Segments overlap at boundaries to catch items that span page breaks. If a table row starts on page 10 and continues to page 11, both segments will capture it, and deduplication removes the duplicate.

## Schema Requirements

Your schema must have at least one top-level array property:

```python theme={null}
schema = {
    "type": "object",
    "properties": {
        "transactions": {  # This array is extracted segment-by-segment
            "type": "array",
            "items": {
                "type": "object",
                "properties": {
                    "date": {"type": "string"},
                    "amount": {"type": "number"}
                }
            }
        },
        "account_number": {"type": "string"}  # This scalar is extracted normally
    }
}
```

The schema root must be an object, not an array:

```python theme={null}
# Wrong - will error
{"type": "array", "items": {...}}

# Correct
{"type": "object", "properties": {"items": {"type": "array", ...}}}
```

## Deduplication

When segments overlap, the same item may be extracted twice. Reducto deduplicates using content similarity.

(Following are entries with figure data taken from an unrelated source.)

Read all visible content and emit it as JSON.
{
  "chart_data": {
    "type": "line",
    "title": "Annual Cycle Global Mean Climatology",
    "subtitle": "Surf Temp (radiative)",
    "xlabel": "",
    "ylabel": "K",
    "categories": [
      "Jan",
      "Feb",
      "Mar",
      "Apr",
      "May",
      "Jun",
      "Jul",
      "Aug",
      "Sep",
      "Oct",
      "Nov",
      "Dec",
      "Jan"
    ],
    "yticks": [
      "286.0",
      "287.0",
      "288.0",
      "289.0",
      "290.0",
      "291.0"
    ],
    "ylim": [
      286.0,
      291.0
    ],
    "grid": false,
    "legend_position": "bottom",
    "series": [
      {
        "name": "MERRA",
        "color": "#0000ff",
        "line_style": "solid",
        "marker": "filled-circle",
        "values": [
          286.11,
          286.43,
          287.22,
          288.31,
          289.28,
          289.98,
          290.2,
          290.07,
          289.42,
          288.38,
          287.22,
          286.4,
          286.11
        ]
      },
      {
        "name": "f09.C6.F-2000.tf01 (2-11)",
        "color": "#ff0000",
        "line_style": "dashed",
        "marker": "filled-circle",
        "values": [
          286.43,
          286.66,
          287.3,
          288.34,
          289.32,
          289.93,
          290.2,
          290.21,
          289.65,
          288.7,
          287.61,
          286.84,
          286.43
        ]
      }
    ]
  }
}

**Problem:** If your document has legitimately identical items (two transactions with the same date and amount), deduplication might incorrectly merge them.

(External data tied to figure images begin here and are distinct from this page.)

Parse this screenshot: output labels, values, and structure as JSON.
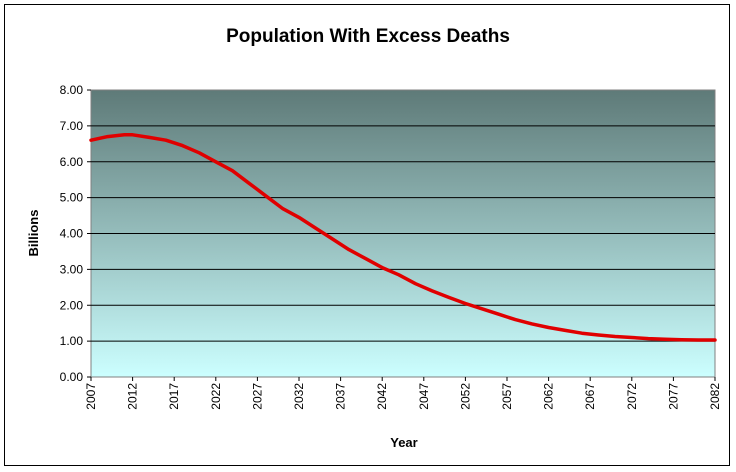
{
  "chart_data": {
    "type": "line",
    "title": "Population With Excess Deaths",
    "xlabel": "Year",
    "ylabel": "Billions",
    "ylim": [
      0,
      8
    ],
    "yticks": [
      "0.00",
      "1.00",
      "2.00",
      "3.00",
      "4.00",
      "5.00",
      "6.00",
      "7.00",
      "8.00"
    ],
    "xlim": [
      2007,
      2082
    ],
    "xticks": [
      "2007",
      "2012",
      "2017",
      "2022",
      "2027",
      "2032",
      "2037",
      "2042",
      "2047",
      "2052",
      "2057",
      "2062",
      "2067",
      "2072",
      "2077",
      "2082"
    ],
    "grid": true,
    "legend": "none",
    "background": "gradient dark slate top to light cyan bottom",
    "colors": {
      "line": "#e00000",
      "plot_top": "#5e7a78",
      "plot_bottom": "#ccffff",
      "grid": "#000000"
    },
    "series": [
      {
        "x": [
          2007,
          2009,
          2011,
          2012,
          2014,
          2016,
          2018,
          2020,
          2022,
          2024,
          2026,
          2028,
          2030,
          2032,
          2034,
          2036,
          2038,
          2040,
          2042,
          2044,
          2046,
          2048,
          2050,
          2052,
          2054,
          2056,
          2058,
          2060,
          2062,
          2064,
          2066,
          2068,
          2070,
          2072,
          2074,
          2076,
          2078,
          2080,
          2082
        ],
        "values": [
          6.6,
          6.7,
          6.75,
          6.75,
          6.68,
          6.6,
          6.45,
          6.25,
          6.0,
          5.75,
          5.4,
          5.05,
          4.7,
          4.45,
          4.15,
          3.85,
          3.55,
          3.3,
          3.05,
          2.85,
          2.6,
          2.4,
          2.22,
          2.05,
          1.9,
          1.75,
          1.6,
          1.48,
          1.38,
          1.3,
          1.22,
          1.17,
          1.13,
          1.1,
          1.07,
          1.05,
          1.04,
          1.03,
          1.03
        ]
      }
    ]
  }
}
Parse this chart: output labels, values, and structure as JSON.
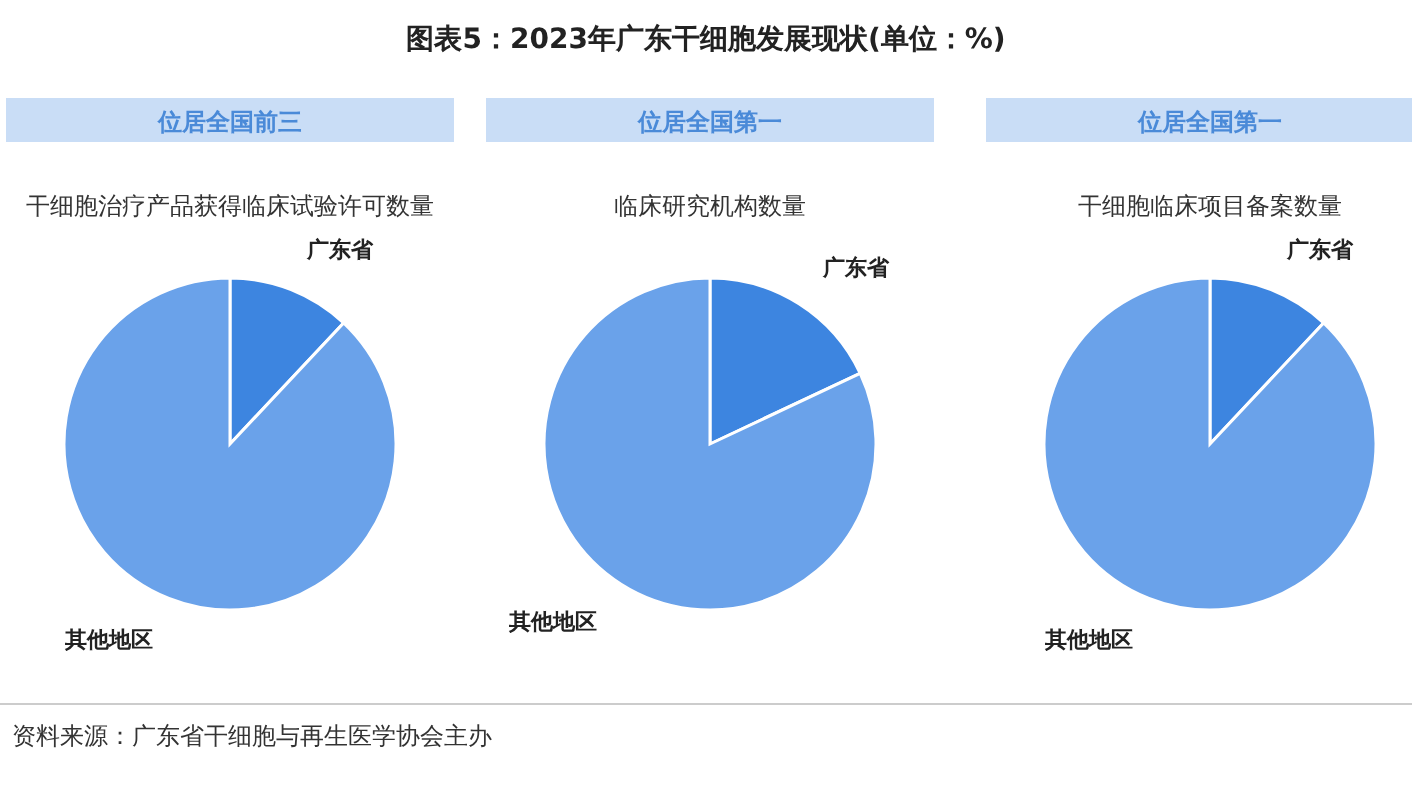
{
  "chart_data": [
    {
      "type": "pie",
      "subtitle": "位居全国前三",
      "title": "干细胞治疗产品获得临床试验许可数量",
      "categories": [
        "广东省",
        "其他地区"
      ],
      "values": [
        12,
        88
      ],
      "colors": [
        "#3d85e0",
        "#6aa2ea"
      ],
      "annotations": [
        "图表5：2023年广东干细胞发展现状(单位：%)",
        "资料来源：广东省干细胞与再生医学协会主办"
      ]
    },
    {
      "type": "pie",
      "subtitle": "位居全国第一",
      "title": "临床研究机构数量",
      "categories": [
        "广东省",
        "其他地区"
      ],
      "values": [
        18,
        82
      ],
      "colors": [
        "#3d85e0",
        "#6aa2ea"
      ]
    },
    {
      "type": "pie",
      "subtitle": "位居全国第一",
      "title": "干细胞临床项目备案数量",
      "categories": [
        "广东省",
        "其他地区"
      ],
      "values": [
        12,
        88
      ],
      "colors": [
        "#3d85e0",
        "#6aa2ea"
      ]
    }
  ]
}
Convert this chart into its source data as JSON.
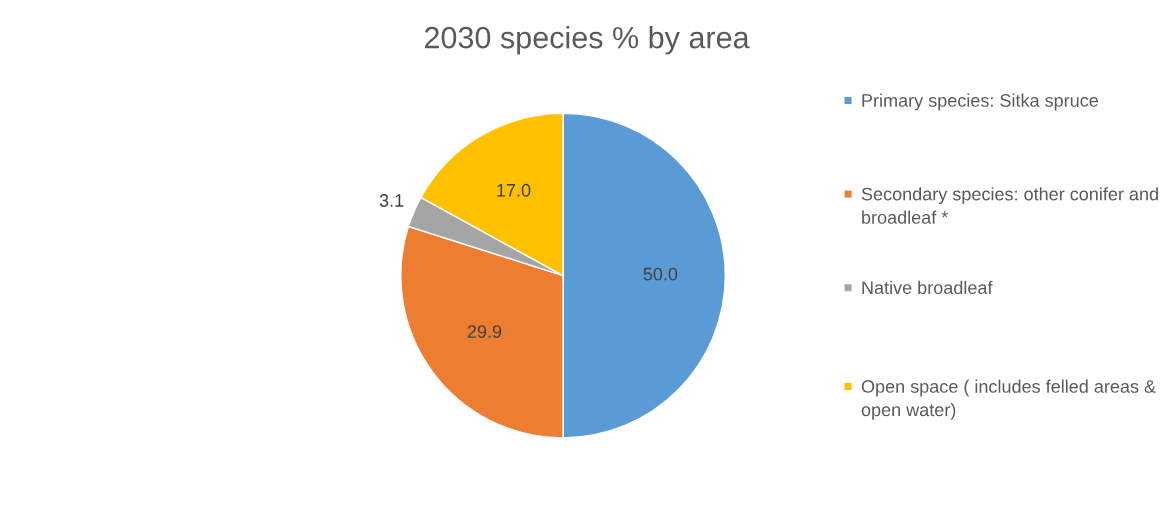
{
  "chart_data": {
    "type": "pie",
    "title": "2030 species % by area",
    "categories": [
      "Primary species: Sitka spruce",
      "Secondary species: other conifer and broadleaf *",
      "Native broadleaf",
      "Open space ( includes felled areas & open water)"
    ],
    "values": [
      50.0,
      29.9,
      3.1,
      17.0
    ],
    "colors": [
      "#5b9bd5",
      "#ed7d31",
      "#a5a5a5",
      "#ffc000"
    ],
    "value_labels": [
      "50.0",
      "29.9",
      "3.1",
      "17.0"
    ],
    "legend": "right"
  }
}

**Solution:** Add distinguishing fields like line numbers or IDs:

```python theme={null}
"items": {
    "type": "object",
    "properties": {
        "line_number": {"type": "integer", "description": "Row number if visible"},
        "date": {"type": "string"},
        "amount": {"type": "number"}
    }
}
```

## With Citations

Array extraction works with citations. Each item retains its source location:

```python theme={null}
result = client.extract.run(
    input=upload,
    instructions={"schema": schema},
    settings={
        "array_extract": True,
        "citations": {"enabled": True}
    }
)

for item in result.result["transactions"]:
    if item["amount"].citations:
        page = item["amount"].citations[0].bbox.page
        print(f"${item['amount'].value} on page {page}")
```

## Troubleshooting

**Still missing items:**

1. Check Parse output first (`client.parse.run`). Extract can only find what Parse sees.
2. Add system prompt: "Extract every item. Do not skip any rows."

**Duplicate items:** Add unique identifiers (line numbers, IDs) to help differentiation.

**Schema error:** Ensure at least one `"type": "array"` property exists at the top level.